Late in the afternoon, on the day of the new contract, the prospect called.  Ralph knew in an instant.  The prospect talked and Ralph, in a fog of anger, depression and confusion, heard little but picked up key phrases "…they really came through" "account manager replaced" "lowered fee" "you're proposal was solid" "appreciate everything…" As Ralph held the phone to his ear, he stopped listening and thought only of what he would say.

"I appreciate that, Tim." Ralph said, "A lotta people worked very hard and very long over here but I can tell you've made your decision and I respect that." Ralph heard Tim stumble along a "thanks" and some at-a-boys and still Ralph didn't know what was going to come out of his mouth next but that was sales.  The best never knew what they were going to say.
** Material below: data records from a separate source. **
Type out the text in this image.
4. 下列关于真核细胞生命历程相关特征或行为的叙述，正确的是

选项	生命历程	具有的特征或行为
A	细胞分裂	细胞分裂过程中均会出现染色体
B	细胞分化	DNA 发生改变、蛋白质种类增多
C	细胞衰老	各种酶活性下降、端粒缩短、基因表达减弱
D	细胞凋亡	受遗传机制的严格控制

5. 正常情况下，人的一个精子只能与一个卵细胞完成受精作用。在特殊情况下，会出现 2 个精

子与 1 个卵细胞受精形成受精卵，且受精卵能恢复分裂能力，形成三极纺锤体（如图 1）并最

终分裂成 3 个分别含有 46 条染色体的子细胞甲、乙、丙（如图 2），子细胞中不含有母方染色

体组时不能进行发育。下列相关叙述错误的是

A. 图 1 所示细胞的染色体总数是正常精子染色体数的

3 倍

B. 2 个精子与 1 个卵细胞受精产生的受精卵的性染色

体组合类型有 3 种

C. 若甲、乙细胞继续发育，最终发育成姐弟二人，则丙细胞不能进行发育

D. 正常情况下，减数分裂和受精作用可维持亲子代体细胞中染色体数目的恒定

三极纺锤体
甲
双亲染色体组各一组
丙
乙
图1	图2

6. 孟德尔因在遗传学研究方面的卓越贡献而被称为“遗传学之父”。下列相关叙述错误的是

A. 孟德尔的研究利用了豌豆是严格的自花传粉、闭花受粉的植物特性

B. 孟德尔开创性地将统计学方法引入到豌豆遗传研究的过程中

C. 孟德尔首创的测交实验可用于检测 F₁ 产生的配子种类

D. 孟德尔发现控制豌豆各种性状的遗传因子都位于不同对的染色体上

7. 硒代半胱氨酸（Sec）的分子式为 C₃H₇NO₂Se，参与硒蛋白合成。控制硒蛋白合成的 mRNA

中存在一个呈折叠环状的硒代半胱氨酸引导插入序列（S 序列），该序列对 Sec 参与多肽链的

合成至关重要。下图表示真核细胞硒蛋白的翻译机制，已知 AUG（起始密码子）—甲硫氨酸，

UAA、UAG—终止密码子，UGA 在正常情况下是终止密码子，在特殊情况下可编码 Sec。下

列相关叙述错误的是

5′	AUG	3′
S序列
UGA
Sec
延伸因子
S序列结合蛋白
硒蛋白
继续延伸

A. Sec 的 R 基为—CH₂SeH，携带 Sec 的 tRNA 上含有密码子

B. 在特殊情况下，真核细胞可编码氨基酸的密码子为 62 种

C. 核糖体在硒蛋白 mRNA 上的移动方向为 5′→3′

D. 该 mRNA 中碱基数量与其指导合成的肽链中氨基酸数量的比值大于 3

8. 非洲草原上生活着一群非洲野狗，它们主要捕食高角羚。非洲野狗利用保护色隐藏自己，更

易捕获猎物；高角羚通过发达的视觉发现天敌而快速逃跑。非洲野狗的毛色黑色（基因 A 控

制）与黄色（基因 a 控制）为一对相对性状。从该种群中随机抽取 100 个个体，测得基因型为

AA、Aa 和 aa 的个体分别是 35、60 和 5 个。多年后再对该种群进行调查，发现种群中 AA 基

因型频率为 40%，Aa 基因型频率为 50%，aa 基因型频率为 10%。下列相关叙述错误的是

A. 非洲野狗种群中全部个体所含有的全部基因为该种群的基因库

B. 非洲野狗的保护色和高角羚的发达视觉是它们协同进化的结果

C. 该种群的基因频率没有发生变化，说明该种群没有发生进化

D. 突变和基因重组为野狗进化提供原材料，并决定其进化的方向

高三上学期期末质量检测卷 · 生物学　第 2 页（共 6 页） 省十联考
That's why it always sounded so good. So…fresh.  And Ralph knew he was one, if not, the very best.

Ralph saw the light in his mind and followed it, "You know what, Tim. How about you come over for dinner this Friday night?  My wife's a great cook. Graduate of the Kump school.  She's really amazing.  I've got a case of Krug we can crack into…" Ralph heard the prospect's breathing over the phone turn anxious. Like he wanted to hang up but Ralph wasn't going to let him. "And, Tim.  When we're done with dinner… I'm gonna let you fuck my wife."

The prospect's voice is barely a tremble, "I'm not sure…" He pauses a long beat to let Ralph fill it but Ralph isn't biting.  Tim clears his throat, "I, uh. I'm not sure I heard you right." "No, you heard me right, Tim.  After dinner at my house... I'm gonna let you fuck my wife…because Tim, that's exactly what you've done to me."

Ralph grits his teeth, purses his lips and slams the phone down.  A piece of black plastic flies off the phone and across the office.  Ralph watches the bit of phone come to a rest at the feet of a life sized cardboard Batman next to his credenza.  Ralph smiles, clasps his hands behind his head and knows, as sure as Batman is standing in his office, that he has the best job in the world.